Go to Top

LinkedIn Jail

stacked blocks with the LinkedIn logo

Making a connection between two people who can help one another is one of my favorite things to do at work. LinkedIn is all about making professional connections, so it is not surprising that I am a heavy user of LinkedIn.

I recently came across a plea for help from a professional recruiter (I’m from the generation that still sometimes calls them “headhunters”) who said she has been put in “LinkedIn jail” for approaching too many strangers. According to her post, if a user tries to connect with too many people who report “I don’t know this person,” LinkedIn prevents the user from connecting to anyone whose email they do not know for 30 days, or in some cases longer.

This particular recruiter has more than 500 LinkedIn connections. I can’t tell how many more exactly, because LinkedIn doesn’t disclose a number above 500. But she has accumulated more than 15,000 LinkedIn “followers” who receive the items she posts. That is a prodigious accomplishment. After six years of actively using the site, including posting updates to this blog almost every business day, I have acquired 321 connections and 395 followers. Clearly my social networking skills are not nearly as strong as those of this recruiter. In my defense, she’s a millennial and I am a brontosaurus, but I have also always aimed at quality connections over quantity. And I have never been put in LinkedIn jail.

This recruiter is not the only one to lament LinkedIn’s policies. A quick search uncovered many of her colleagues asking variations on the same question – and some answering it. Stacy Zapar, another recruiter with over 500 LinkedIn connections of her own, explained the four types of “LinkedIn jail” and how her peers can end up relegated to them.

While I don’t know for sure, the recruiter whose plea arrived in my news feed was probably “restricted,” a tier which Zapar says is relatively common – users whose invites get marked as “I don’t know this person” once too often are faced with the temporary email-entering hurdle the original post described.
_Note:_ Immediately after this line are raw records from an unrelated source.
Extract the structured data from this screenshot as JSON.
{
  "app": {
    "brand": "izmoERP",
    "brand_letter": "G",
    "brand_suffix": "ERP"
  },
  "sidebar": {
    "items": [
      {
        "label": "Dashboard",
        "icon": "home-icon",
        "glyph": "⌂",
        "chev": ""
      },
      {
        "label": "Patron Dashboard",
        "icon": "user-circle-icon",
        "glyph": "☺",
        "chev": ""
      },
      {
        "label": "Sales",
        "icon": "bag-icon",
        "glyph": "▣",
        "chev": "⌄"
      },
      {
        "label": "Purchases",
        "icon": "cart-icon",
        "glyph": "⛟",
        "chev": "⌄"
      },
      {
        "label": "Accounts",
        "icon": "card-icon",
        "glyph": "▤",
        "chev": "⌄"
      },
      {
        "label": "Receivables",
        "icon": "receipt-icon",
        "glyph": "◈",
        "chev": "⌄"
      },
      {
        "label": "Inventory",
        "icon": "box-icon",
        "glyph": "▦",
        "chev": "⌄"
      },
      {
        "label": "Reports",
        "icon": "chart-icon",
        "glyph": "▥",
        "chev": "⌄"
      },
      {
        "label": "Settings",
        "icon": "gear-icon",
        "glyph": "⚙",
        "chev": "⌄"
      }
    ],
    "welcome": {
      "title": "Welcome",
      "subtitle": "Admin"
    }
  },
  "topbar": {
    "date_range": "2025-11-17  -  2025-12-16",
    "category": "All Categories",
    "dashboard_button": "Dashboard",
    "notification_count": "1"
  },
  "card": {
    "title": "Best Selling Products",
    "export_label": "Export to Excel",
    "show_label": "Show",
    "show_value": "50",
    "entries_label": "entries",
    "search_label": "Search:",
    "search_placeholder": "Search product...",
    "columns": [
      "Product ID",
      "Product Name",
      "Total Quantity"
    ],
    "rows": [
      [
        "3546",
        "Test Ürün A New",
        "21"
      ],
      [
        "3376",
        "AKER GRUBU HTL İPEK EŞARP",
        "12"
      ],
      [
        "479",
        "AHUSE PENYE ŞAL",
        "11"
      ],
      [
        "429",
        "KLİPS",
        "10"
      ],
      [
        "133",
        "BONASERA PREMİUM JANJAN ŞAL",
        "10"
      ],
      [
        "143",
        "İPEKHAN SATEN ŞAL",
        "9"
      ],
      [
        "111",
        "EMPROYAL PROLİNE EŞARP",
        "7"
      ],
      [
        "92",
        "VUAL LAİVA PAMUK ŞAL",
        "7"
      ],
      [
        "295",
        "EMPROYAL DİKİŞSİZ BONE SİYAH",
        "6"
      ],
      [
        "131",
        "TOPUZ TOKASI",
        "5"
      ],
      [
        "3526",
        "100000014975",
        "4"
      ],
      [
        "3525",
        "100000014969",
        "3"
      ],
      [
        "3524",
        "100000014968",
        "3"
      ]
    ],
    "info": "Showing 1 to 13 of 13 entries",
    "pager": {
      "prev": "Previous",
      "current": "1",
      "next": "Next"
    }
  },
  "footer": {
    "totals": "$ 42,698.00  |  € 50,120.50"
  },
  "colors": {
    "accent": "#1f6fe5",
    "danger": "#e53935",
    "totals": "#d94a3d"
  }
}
For first-time offenders, restriction is a temporary annoyance, and maybe a reminder to only invite people to your network who you reasonably think will accept your offer. (You can always reach out to them on another platform, or sometimes using LinkedIn’s own InMail feature, to see if they are receptive first.)

LinkedIn itself says users should invite only people they “know and trust” to be a part of their network. LinkedIn also limits first-degree connections, though it is hard to imagine many people could run up against the 30,000-person cap without a stint in LinkedIn’s equivalent of timeout. The number of people who can follow a user, however, is unlimited.

Users who continue activity that LinkedIn identifies as spam-like or otherwise in violation of the site’s terms of service risk more severe consequences. LinkedIn will suspend or even shut down accounts that ignore the social network’s rules too blatantly or too often.

I sometimes reject proposed connections on LinkedIn with an “I don’t know this person” response, which can contribute to getting someone thrown into the service’s penalty box. Mostly those approaches come from people whose agenda is obviously to pitch investment products to my firm’s registered investment adviser affiliate. Anyone who had done even a modicum of research about our firm would know that there are others to whom any such approach would be better directed. Some of these would-be connections probably already know that and hope to use me to override the people and procedures we have put in place to benefit our clients. I’m not interested.

Other contacts come from people who most likely hope to make a buyout bid for my firm. Successful companies’ founders who are my age typically get a lot of these approaches; I average one or two each month. But I have my own plans for the company’s future, and I am not interested in these contacts, either. I learned a long time ago that to every salesperson, your time is free for the taking – as long as you are willing to give it away. I don’t have extra time to give away, though. My employees and clients deserve all the attention I can give them.

I am not anti-social, nor am I anti-social networking. I freely accept connections from many students, professionals, businesspeople and others who read my blog posts or have some interest in common with me. Modest as it is, I value the network of contacts I have accumulated. If I have a question about Delaware’s abandoned property laws, I know a lawyer in Philadelphia who is an expert on the subject and whom I would call in a heartbeat. If a client needs representation buying or selling commercial property in Florida or California, I can put them in touch with someone to assist. I can get advice on everything from music contracts to mechanical engineering. And if someone in my network has a problem, I am happy to help or to direct them to someone else who can.

People use LinkedIn in a variety of ways. Some users accept all sorts of connection requests. Some stick to only people they already know. But it is not outrageous to think that if you send a lot of requests – especially generic ones – to strangers without any sort of prelude, many of them will honestly tell LinkedIn that they don’t know you when declining those requests.

So what would I say to an incarcerated headhunter? Don’t expect people to accept you just because you think “they’re awesome.” In your world, that just makes them part of the inventory you want to keep on your virtual store’s shelves. When you reach out, explain specifically why you think they are awesome, and how you think you might someday be able to help them – or someone else like them, if it turns out they never need your services. Most people on LinkedIn are not looking to accumulate a mass following; there are other platforms for that. If you understand that, you’ll know exactly how to stay out of jail.